Эгмонт потер воспаленные глаза.
— Да, это так, — подтвердил он. — Я мало знаю об оборотнях, но слышал только об одном случае, когда ваш волкодлак пошел против самого себя. Там все кончилось действительно печально. Противоречить своей сути не просто глупо, но еще и очень опасно... — Он встряхнул головой и помассировал виски. — Так, Сигурд. Тебя послали в Лыкоморье, насколько я понял, в первый раз.
— Да, — сказал оборотень с видом человека, которому надоело повторять одно и то же. — В первый раз. В Солец. Раньше я туда с отцом ездил, теперь поехал один. Я свой талант от отца унаследовал, такое редко бывает... Ну, по дороге с гномами встретился. Этот... дар получил, чтоб его! Приехал в Солец, сделал все как надо. Не в первый же раз! Этот купец — он давно с Конунгатом дело имеет, да и я знал, с которой стороны здесь морда, а с которой — хвост. Подписали договор, пошли к городскому магу. Заходим. Очередь. Дожидаемся в приемной. Маг, он занятый был, но вежливый, этого не отнимешь. «Подождите, — говорит, — минуточку, я одно дельце решу и вернусь». Он и вернуться не успел — дверь распахнулась, а оттуда эти... ковенские. С эмблемами. Человек пять, а может, больше, и у каждого по пульсару. А у меня на ножнах ремешок, да еще и печать поверх шлепнули. В волка перекидываться в одеже — тоже песня долгая. Ну и все... очнулся в камере. Забрали все, только одежу и оставили. Ни меча, ни денег, ни аррского знака, ни этой... штуки гномской. За нее особенно обидно, — мрачно добавил Сигурд. — Я ее сам добыл. В первый раз поехал, а уже такая удача! В город хотел привезти, конунгу отдать...
Кубик молчал и не отсвечивал. Оборотень говорил чистейшую правду.
— И что, на этом все и кончилось? — спросила я, пораженная нашей системой судопроизводства. — Ты так три года и просидел?
— Ага, с перерывами. На допросы водили... вежливые такие. То по одному, то парой, то по трое. Один раз привели... — Сигурд усмехнулся, — не знаю, кто это был, но его еще и охраняли. Я сперва подумал — от меня берегут, а потом понял: наоборот, это чтобы он не сбежал. Мы с ним, может, в соседних камерах сидели. Он, кстати, тоже только про штуку спрашивал.
Рихтер насторожился:
— И больше на темную магию упирал?
Оборотень кивнул.
— А как выглядел?
Сигурд немного подумал.
— Странный такой, — осторожно сказал он. — Не поймешь — не то человек, не то эльф. И пахнет странно.
«После ковенской тюрьмы чем только не запахнешь!» — философски подумала я.
— Ну, насчет запаха не знаю, — задумчиво сказал Эгмонт, — но я, кажется, понял, про кого ты говоришь. Не знал, правда, что КО-ВЕН до него добрался... — Я преисполнилась было к неизвестному магу симпатии (наш человек!), но Рихтер жестко добавил: — И хорошо, что добрался. Сколько веревочке ни виться...

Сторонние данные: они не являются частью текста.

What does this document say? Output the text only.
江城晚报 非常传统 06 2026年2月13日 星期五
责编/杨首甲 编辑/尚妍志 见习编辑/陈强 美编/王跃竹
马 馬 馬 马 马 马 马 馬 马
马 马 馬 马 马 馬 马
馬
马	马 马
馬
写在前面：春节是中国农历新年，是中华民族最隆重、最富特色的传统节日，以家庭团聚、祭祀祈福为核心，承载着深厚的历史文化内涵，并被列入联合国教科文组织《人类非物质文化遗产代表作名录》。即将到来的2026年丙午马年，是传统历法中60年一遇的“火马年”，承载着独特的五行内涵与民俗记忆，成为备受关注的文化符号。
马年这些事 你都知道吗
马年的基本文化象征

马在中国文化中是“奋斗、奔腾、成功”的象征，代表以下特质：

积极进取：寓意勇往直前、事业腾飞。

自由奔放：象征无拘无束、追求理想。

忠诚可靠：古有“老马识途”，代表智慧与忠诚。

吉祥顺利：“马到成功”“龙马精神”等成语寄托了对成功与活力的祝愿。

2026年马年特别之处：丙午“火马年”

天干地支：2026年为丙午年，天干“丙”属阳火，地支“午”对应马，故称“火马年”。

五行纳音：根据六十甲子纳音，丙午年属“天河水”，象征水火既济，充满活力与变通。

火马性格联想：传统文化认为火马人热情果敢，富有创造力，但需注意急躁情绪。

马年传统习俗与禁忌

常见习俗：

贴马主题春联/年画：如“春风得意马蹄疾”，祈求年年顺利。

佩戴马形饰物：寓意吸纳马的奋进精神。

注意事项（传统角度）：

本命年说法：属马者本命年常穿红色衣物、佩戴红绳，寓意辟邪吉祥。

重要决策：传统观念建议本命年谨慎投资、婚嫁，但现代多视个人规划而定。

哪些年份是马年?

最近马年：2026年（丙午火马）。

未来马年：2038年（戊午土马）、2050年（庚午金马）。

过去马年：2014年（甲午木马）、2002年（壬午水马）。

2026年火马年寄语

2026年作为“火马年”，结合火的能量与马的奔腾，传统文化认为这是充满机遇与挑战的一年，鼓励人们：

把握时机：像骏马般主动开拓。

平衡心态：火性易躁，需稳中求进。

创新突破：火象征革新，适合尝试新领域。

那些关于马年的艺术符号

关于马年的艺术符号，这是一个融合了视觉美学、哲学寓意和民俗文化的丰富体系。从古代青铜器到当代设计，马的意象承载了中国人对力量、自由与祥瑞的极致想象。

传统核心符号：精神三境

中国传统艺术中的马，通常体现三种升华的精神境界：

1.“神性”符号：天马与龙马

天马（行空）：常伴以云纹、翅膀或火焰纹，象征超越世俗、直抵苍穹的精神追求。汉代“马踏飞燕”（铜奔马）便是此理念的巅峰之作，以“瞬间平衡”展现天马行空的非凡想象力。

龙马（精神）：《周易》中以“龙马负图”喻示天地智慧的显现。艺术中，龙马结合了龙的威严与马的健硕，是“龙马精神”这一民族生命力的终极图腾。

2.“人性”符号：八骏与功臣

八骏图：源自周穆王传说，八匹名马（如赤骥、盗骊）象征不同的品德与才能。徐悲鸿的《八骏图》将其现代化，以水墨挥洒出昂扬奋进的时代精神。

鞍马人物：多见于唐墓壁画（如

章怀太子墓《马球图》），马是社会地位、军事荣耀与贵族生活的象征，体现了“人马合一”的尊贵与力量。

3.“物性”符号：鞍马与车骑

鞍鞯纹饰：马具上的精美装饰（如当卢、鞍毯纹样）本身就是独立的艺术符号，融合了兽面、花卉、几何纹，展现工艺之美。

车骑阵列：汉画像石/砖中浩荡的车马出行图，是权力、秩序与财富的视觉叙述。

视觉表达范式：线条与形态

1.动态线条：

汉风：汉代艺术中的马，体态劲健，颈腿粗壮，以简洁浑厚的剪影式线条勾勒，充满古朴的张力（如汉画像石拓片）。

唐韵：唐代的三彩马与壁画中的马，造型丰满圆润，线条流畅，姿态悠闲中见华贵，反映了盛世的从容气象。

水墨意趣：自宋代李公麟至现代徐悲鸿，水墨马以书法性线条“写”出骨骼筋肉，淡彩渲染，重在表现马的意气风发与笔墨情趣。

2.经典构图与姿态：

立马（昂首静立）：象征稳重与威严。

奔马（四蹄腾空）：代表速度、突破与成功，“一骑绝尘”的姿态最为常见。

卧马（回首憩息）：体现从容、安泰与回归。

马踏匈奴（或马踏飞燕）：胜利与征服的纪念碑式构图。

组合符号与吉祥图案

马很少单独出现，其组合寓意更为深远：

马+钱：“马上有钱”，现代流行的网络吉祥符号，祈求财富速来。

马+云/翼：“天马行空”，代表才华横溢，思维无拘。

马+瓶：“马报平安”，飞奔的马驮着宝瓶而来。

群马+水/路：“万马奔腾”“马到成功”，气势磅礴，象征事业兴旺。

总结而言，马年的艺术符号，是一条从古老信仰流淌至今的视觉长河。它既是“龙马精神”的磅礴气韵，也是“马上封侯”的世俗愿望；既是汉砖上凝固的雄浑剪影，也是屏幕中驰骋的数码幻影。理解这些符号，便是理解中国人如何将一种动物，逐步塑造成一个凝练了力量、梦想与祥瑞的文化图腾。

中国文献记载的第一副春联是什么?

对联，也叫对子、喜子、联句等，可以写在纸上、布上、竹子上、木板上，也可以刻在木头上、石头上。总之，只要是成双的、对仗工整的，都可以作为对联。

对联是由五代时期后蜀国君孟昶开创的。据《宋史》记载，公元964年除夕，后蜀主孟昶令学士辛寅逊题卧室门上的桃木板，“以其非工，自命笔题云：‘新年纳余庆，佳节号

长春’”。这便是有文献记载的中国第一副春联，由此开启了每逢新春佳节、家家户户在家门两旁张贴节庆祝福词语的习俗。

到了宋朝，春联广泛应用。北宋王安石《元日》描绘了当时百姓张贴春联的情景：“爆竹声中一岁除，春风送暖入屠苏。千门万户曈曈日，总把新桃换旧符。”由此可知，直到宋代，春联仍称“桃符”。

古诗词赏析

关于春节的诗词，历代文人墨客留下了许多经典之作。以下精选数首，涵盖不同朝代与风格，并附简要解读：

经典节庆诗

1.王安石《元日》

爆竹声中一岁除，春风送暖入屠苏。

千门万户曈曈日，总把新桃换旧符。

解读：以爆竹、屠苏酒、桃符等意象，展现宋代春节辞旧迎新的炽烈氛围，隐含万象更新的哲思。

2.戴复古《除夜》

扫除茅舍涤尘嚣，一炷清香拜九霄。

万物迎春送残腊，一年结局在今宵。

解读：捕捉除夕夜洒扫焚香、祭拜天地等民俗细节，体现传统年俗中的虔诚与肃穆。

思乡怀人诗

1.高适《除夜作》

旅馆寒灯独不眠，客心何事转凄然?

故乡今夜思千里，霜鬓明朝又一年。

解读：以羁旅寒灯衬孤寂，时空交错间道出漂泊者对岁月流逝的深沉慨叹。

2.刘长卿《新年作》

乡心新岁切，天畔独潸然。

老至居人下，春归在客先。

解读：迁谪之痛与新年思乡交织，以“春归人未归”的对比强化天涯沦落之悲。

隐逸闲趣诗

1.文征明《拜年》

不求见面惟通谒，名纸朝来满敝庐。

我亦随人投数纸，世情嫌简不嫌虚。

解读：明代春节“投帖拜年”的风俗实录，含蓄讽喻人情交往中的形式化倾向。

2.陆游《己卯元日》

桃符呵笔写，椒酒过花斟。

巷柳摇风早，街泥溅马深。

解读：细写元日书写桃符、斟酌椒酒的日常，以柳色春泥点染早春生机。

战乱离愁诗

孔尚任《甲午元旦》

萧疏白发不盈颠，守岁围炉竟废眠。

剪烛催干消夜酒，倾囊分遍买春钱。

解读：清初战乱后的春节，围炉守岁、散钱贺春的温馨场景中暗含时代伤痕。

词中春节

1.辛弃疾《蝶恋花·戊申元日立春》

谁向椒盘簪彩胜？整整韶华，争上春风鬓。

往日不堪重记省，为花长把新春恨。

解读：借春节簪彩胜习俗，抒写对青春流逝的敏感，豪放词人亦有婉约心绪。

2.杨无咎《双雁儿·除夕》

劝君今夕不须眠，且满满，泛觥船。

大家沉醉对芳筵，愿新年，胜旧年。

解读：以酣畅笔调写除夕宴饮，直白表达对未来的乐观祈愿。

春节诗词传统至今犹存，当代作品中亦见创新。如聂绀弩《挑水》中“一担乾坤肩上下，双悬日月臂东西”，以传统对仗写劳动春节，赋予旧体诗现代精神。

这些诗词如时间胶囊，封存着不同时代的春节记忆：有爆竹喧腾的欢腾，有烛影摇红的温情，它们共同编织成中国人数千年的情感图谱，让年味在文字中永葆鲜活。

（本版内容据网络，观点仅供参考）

— Предпочту, чтобы наша вилась подольше, — ехидно заметила я. Но Эгмонт не принял шутки:
— Это разные вещи, Яльга. Сейчас не до того, а потом я расскажу, это весьма полезный пример. Ковенцы — те еще перестраховщики, однако есть случаи, в которых сколько ни перестраховывайся — все одно будет мало. Последний вопрос, Сигурд... Как выглядела та штука, которую тебе подарили гномы?
— Думаешь, это из-за нее?
— Пока других вариантов нет.
— Круглая такая блямба. — Оборотень показал, какая именно, соединив большой и указательный пальцы в кружочек. — Золотая, кажется, но тут я не знаток. Тяжелая. На крышке гравировка, эльфийский такой рисунок, а сверху шарик приделан. На него ежели нажать, штука открываться должна, но не открывалась. Механизм, наверное, обветшал. Вот и все.

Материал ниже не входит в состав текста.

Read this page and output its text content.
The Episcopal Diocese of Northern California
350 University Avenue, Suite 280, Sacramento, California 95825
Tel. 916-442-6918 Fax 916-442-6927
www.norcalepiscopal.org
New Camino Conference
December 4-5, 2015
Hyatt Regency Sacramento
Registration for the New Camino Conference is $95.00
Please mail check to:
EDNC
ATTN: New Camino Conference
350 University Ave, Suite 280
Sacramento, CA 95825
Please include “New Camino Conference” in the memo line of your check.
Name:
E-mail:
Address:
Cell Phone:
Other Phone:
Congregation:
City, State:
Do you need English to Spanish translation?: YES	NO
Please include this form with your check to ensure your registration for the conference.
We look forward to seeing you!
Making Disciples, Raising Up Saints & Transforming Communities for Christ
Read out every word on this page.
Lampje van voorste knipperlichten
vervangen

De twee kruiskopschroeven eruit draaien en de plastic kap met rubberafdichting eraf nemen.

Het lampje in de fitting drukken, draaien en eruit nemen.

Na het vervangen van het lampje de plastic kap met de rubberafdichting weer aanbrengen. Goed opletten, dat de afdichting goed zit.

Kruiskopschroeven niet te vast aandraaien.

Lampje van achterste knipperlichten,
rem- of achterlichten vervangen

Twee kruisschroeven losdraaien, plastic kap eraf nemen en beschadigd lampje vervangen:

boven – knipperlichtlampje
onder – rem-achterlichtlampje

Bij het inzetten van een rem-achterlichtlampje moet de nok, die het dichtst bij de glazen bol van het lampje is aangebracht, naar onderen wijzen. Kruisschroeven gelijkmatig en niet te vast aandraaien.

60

С минуту мы смотрели друг на друга — учитывая, что нас было трое, взгляды перемещались с одного лица на другое. Потом Эгмонт сгреб кубик и встал.
— Утро вечера мудренее. Давайте спать.
Не знаю что там насчет мудрености — спать действительно хотелось, но спать на голодный желудок в мои планы никак не входило.
— Ты, хозяин, покормил бы нас, — сказала я противным голоском, цитируя читанную давеча книжку Полин. — На голодном пайке держишь, нехорошо это.